Eliane Aparecida Brito, de 36 anos, foi identificada como a mulher denunciada por "estelionato amoroso" após supostamente subtrair mais de R$ 340 mil de um aposentado da Câmara dos Deputados, de 84 anos. A acusação aponta que Brito se aproveitou da vulnerabilidade da vítima, viúva e diagnosticada com transtorno neurocognitivo (demência), para criar falsas promessas de relacionamento, incluindo a de casamento, e assim obter transferências bancárias e realizar empréstimos em nome do idoso.
O Ministério Público do Distrito Federal e Territórios (MPDFT) pediu à Justiça que a denunciada indenize a vítima por danos morais no valor de R$ 250 mil, citando o "elevado prejuízo material e o profundo abalo moral causado à vítima e à sua família".
Detalhes do Golpe e Prejuízo Financeiro
Segundo a denúncia, Eliane Aparecida Brito teria orquestrado um esquema para dilapidar o patrimônio do aposentado. Em uma das transações, a filha de Brito, que era menor de idade à época, chegou a receber aproximadamente R$ 140 mil diretamente da conta da vítima. Além das transferências diretas, a mulher é acusada de ter feito três empréstimos em nome do idoso, que, somados, totalizaram R$ 180 mil, comprometendo significativamente a renda de aposentadoria da vítima.

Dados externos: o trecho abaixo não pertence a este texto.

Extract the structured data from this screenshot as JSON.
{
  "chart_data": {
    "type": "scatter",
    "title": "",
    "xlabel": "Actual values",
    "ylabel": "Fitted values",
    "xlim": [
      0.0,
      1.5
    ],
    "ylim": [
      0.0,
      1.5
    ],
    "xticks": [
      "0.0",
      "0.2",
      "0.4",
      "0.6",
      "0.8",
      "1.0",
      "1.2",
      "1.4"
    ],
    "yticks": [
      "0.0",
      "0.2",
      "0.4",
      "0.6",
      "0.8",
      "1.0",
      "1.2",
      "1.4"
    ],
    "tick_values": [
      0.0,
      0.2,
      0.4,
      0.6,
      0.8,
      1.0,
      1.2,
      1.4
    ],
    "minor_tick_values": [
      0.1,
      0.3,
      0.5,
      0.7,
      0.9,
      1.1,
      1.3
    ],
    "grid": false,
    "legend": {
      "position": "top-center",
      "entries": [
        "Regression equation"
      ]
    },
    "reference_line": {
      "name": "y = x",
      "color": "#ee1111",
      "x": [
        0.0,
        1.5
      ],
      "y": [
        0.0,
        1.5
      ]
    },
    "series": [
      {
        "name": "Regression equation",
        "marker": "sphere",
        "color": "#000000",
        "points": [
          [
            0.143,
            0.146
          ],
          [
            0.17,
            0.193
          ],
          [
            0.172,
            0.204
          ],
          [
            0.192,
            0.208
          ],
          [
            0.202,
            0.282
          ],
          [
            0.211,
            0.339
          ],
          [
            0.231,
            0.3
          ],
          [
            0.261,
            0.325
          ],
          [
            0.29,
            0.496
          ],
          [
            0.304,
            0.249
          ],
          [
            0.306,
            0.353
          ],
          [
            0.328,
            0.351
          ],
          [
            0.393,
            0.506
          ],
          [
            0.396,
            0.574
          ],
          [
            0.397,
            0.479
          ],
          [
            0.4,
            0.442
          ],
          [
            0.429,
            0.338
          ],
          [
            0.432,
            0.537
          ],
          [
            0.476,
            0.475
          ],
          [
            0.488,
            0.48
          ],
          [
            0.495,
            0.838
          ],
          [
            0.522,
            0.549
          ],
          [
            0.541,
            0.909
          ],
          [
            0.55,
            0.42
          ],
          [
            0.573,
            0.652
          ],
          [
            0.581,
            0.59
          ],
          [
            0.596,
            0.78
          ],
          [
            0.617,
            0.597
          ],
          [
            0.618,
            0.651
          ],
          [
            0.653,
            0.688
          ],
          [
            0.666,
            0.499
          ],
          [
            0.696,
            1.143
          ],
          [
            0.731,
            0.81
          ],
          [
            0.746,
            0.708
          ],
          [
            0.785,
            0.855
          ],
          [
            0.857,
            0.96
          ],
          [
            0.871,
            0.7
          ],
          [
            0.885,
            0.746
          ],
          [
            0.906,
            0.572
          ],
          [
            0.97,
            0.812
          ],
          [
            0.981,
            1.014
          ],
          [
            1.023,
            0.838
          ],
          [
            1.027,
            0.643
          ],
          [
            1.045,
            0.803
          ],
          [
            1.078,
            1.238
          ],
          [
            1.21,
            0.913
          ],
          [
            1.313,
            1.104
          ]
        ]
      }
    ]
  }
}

A fragilidade do aposentado, que além de viúvo possui um diagnóstico confirmado de demência, é um ponto central na acusação, reforçando a tese de que Brito agiu de má-fé, explorando a condição do idoso.
Investigação e Descoberta
O caso começou a ser investigado pela Delegacia Especial de Repressão aos Crimes por Discriminação (Decrin) em 2023. A advogada da vítima e de seus filhos, Viviane Penha, foi quem descobriu as transferências atípicas. O aposentado a procurou em junho do ano passado, alegando não reconhecer algumas transações feitas em sua conta bancária, o que levou à identificação dos depósitos para a filha de Eliane.
Versão da Defesa
A defesa de Eliane Aparecida Brito, por sua vez, havia afirmado anteriormente que a cliente "não se trata de uma pessoa estelionatária". O advogado da investigada alegou que os R$ 139 mil recebidos pela filha de Brito seriam, na verdade, uma "doação" do idoso. A defesa ainda sugeriu que os filhos do aposentado, "com muito ciúmes, causaram toda essa situação alarmante", tentando desqualificar as acusações.

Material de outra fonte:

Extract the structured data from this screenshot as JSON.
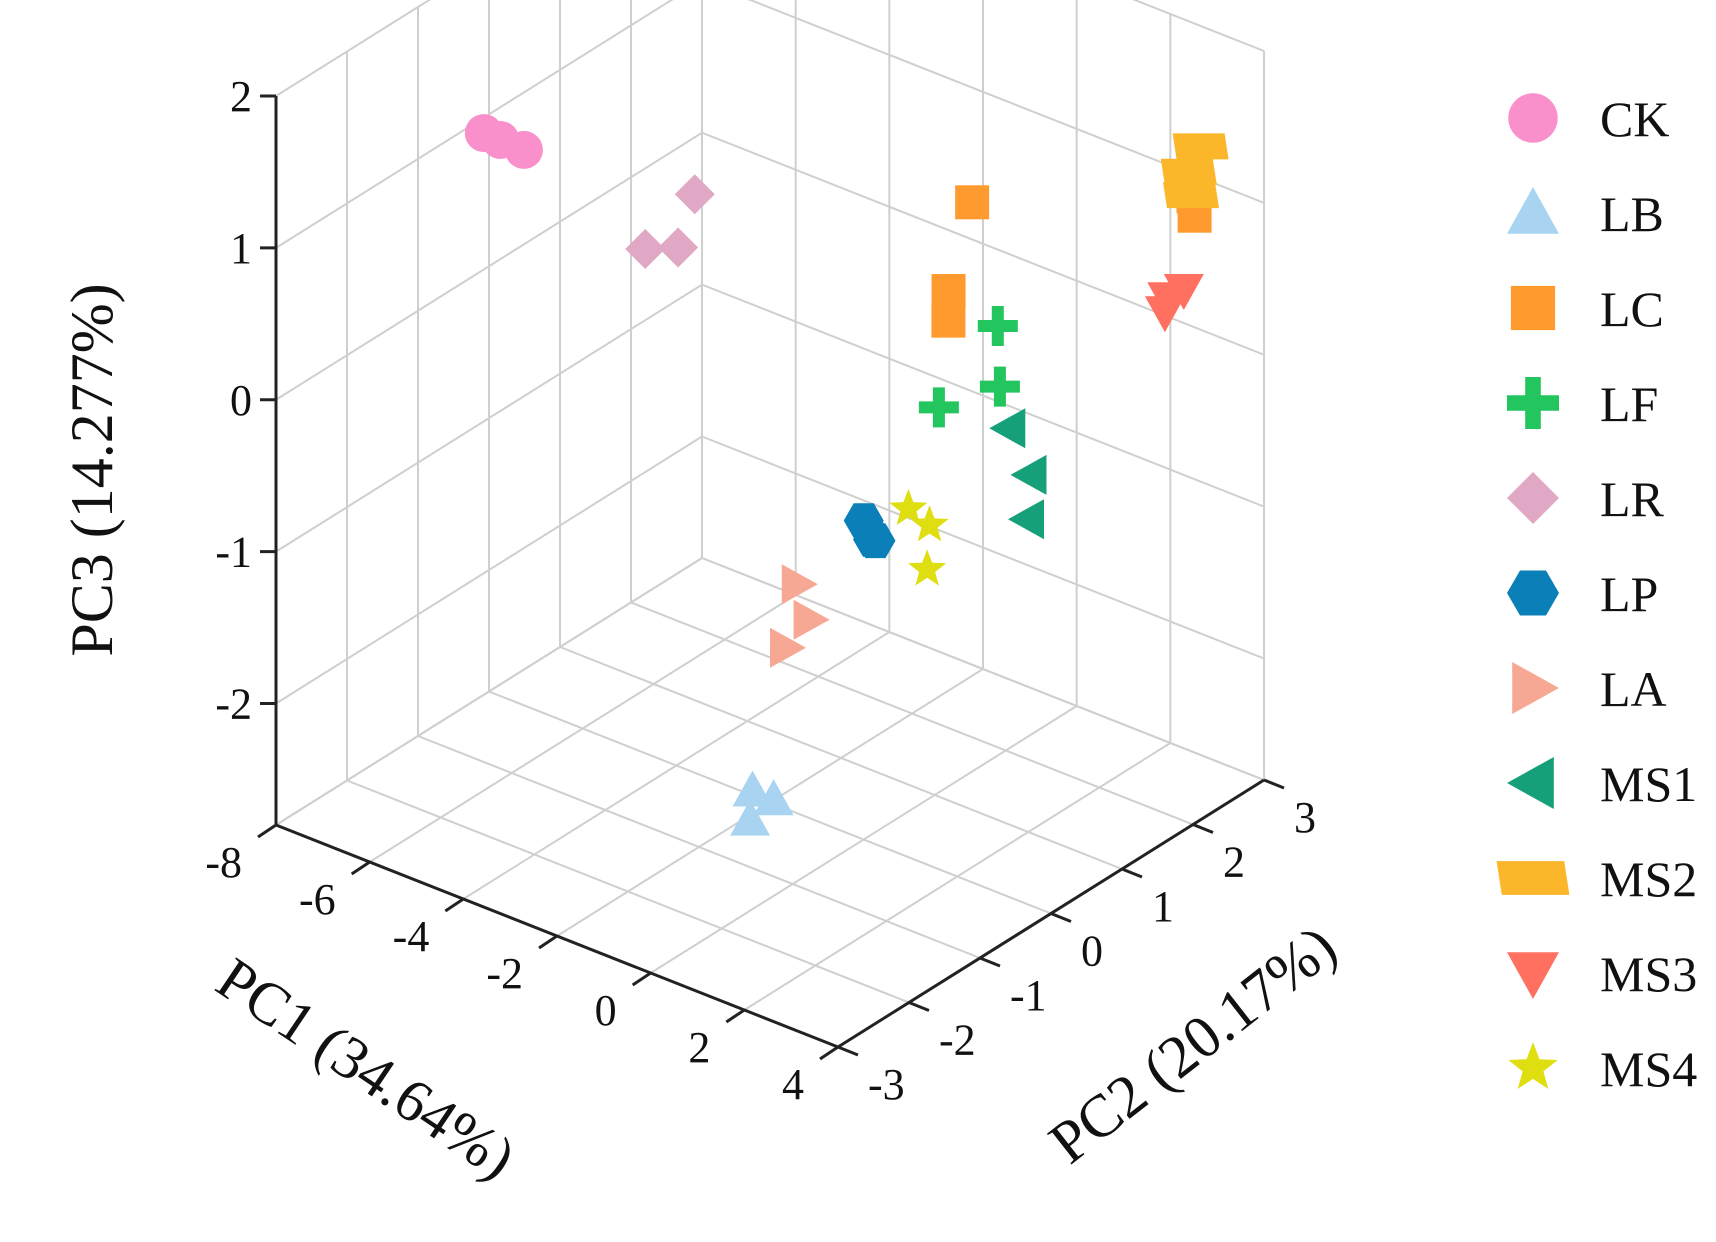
{
  "chart_data": {
    "type": "scatter",
    "dimensions": "3d",
    "axes": {
      "x": {
        "label": "PC1 (34.64%)",
        "range": [
          -8,
          4
        ],
        "ticks": [
          "-8",
          "-6",
          "-4",
          "-2",
          "0",
          "2",
          "4"
        ]
      },
      "y": {
        "label": "PC2 (20.17%)",
        "range": [
          -3,
          3
        ],
        "ticks": [
          "-3",
          "-2",
          "-1",
          "0",
          "1",
          "2",
          "3"
        ]
      },
      "z": {
        "label": "PC3 (14.277%)",
        "range": [
          -2.8,
          2
        ],
        "ticks": [
          "-2",
          "-1",
          "0",
          "1",
          "2"
        ]
      }
    },
    "grid": true,
    "legend_placement": "right",
    "series": [
      {
        "name": "CK",
        "marker": "circle",
        "color": "#f98fcb",
        "points": [
          [
            -7.2,
            -0.6,
            1.15
          ],
          [
            -7.0,
            -0.5,
            1.1
          ],
          [
            -6.8,
            -0.3,
            1.0
          ]
        ]
      },
      {
        "name": "LB",
        "marker": "triangle-up",
        "color": "#a8d4f2",
        "points": [
          [
            0.0,
            -1.6,
            -2.2
          ],
          [
            0.2,
            -1.4,
            -2.1
          ],
          [
            -0.1,
            -1.5,
            -2.05
          ]
        ]
      },
      {
        "name": "LC",
        "marker": "square",
        "color": "#ff9a2e",
        "points": [
          [
            0.8,
            1.0,
            1.2
          ],
          [
            0.6,
            0.8,
            0.65
          ],
          [
            0.9,
            0.6,
            0.55
          ],
          [
            3.0,
            2.7,
            1.25
          ],
          [
            3.1,
            2.6,
            1.05
          ],
          [
            3.2,
            2.55,
            0.95
          ]
        ]
      },
      {
        "name": "LF",
        "marker": "plus",
        "color": "#22c55e",
        "points": [
          [
            1.5,
            0.9,
            0.5
          ],
          [
            2.0,
            0.6,
            0.25
          ],
          [
            1.0,
            0.4,
            0.05
          ]
        ]
      },
      {
        "name": "LR",
        "marker": "diamond",
        "color": "#e0a8c4",
        "points": [
          [
            -3.0,
            -0.4,
            1.2
          ],
          [
            -3.3,
            -0.9,
            0.95
          ],
          [
            -2.9,
            -0.7,
            0.95
          ]
        ]
      },
      {
        "name": "LP",
        "marker": "hexagon",
        "color": "#0a7fb8",
        "points": [
          [
            0.0,
            0.0,
            -0.7
          ],
          [
            0.1,
            0.1,
            -0.85
          ],
          [
            0.2,
            0.0,
            -0.8
          ]
        ]
      },
      {
        "name": "LA",
        "marker": "triangle-right",
        "color": "#f7a894",
        "points": [
          [
            -0.8,
            -0.4,
            -1.1
          ],
          [
            -0.7,
            -0.3,
            -1.35
          ],
          [
            -0.9,
            -0.5,
            -1.5
          ]
        ]
      },
      {
        "name": "MS1",
        "marker": "triangle-left",
        "color": "#16a07a",
        "points": [
          [
            2.2,
            0.6,
            0.0
          ],
          [
            2.5,
            0.7,
            -0.3
          ],
          [
            2.6,
            0.6,
            -0.55
          ]
        ]
      },
      {
        "name": "MS2",
        "marker": "parallelogram",
        "color": "#fbb62a",
        "points": [
          [
            3.1,
            2.7,
            1.35
          ],
          [
            3.0,
            2.6,
            1.2
          ],
          [
            3.2,
            2.5,
            1.1
          ]
        ]
      },
      {
        "name": "MS3",
        "marker": "triangle-down",
        "color": "#ff7060",
        "points": [
          [
            3.3,
            2.1,
            0.55
          ],
          [
            3.5,
            2.2,
            0.6
          ],
          [
            3.4,
            2.0,
            0.5
          ]
        ]
      },
      {
        "name": "MS4",
        "marker": "star",
        "color": "#dede10",
        "points": [
          [
            0.5,
            0.3,
            -0.65
          ],
          [
            0.8,
            0.4,
            -0.75
          ],
          [
            0.9,
            0.3,
            -1.0
          ]
        ]
      }
    ]
  }
}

Histórico de Outros Crimes
A ficha criminal de Eliane Aparecida Brito revela um histórico de outros delitos. Ela é apontada como autora de dois furtos registrados na Polícia Civil do Distrito Federal (PCDF) em anos anteriores.

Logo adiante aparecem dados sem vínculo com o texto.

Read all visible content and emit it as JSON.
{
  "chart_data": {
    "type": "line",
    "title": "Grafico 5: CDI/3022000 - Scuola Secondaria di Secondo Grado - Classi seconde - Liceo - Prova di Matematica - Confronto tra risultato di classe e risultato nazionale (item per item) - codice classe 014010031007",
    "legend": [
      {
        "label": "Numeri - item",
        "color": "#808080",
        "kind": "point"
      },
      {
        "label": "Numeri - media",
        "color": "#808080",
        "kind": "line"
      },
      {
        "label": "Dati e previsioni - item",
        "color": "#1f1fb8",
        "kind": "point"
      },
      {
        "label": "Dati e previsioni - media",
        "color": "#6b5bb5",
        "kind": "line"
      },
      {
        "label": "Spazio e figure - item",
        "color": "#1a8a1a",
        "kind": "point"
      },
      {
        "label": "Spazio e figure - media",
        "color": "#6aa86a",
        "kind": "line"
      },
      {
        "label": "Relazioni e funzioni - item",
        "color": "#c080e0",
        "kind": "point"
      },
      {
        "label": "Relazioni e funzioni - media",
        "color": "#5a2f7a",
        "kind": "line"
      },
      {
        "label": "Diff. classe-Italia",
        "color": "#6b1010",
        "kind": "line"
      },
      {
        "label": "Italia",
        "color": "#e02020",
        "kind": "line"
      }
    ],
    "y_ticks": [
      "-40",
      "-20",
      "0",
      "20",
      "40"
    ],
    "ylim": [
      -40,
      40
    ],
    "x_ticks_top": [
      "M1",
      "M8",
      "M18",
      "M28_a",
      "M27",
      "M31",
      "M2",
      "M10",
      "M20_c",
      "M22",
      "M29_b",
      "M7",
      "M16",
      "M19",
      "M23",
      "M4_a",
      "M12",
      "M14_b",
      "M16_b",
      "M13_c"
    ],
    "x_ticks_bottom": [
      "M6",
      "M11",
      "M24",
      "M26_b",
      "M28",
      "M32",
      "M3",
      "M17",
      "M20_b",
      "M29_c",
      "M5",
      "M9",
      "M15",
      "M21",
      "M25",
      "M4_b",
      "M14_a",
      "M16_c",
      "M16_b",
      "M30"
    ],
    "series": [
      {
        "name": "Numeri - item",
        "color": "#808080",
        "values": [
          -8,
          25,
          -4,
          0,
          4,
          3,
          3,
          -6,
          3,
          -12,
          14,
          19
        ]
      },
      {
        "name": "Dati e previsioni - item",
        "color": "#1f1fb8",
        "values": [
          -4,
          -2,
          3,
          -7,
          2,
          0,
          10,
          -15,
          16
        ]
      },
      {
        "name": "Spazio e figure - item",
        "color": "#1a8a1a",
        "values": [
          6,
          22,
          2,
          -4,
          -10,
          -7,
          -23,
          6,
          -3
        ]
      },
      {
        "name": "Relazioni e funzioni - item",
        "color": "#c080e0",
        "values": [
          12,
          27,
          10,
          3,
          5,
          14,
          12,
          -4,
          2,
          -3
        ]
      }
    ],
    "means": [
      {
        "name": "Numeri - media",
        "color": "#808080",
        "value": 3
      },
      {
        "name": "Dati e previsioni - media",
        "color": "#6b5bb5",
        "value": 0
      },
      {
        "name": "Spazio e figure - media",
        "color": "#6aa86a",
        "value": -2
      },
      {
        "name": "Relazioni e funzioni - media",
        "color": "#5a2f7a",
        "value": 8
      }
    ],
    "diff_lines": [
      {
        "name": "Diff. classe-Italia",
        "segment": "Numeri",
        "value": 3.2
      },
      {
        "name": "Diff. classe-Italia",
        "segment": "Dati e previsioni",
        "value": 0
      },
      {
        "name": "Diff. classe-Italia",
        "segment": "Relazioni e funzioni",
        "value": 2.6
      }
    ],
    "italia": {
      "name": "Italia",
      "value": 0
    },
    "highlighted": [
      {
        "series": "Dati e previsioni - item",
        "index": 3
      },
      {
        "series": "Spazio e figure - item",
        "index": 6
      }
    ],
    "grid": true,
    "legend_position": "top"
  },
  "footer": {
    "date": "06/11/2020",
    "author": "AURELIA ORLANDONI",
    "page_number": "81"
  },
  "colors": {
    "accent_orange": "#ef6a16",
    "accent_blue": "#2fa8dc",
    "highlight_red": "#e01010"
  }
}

Em 2010, Brito figurou como responsável por furtar R$ 250 que estavam dentro da carteira da dona de uma casa onde ela trabalhava como funcionária de uma empresa de telefonia. Três anos depois, em 2013, a mulher foi detida após furtar seis peças de roupas de uma loja de departamento em um shopping de Taguatinga Sul. Na ocasião, câmeras de segurança flagraram a ação, e ela confessou ao segurança do estabelecimento que havia cortado as etiquetas das roupas e escondido os itens na bolsa.
O desdobramento judicial do caso de "estelionato amoroso" é aguardado com atenção, dada a gravidade das acusações e o impacto na vida da vítima.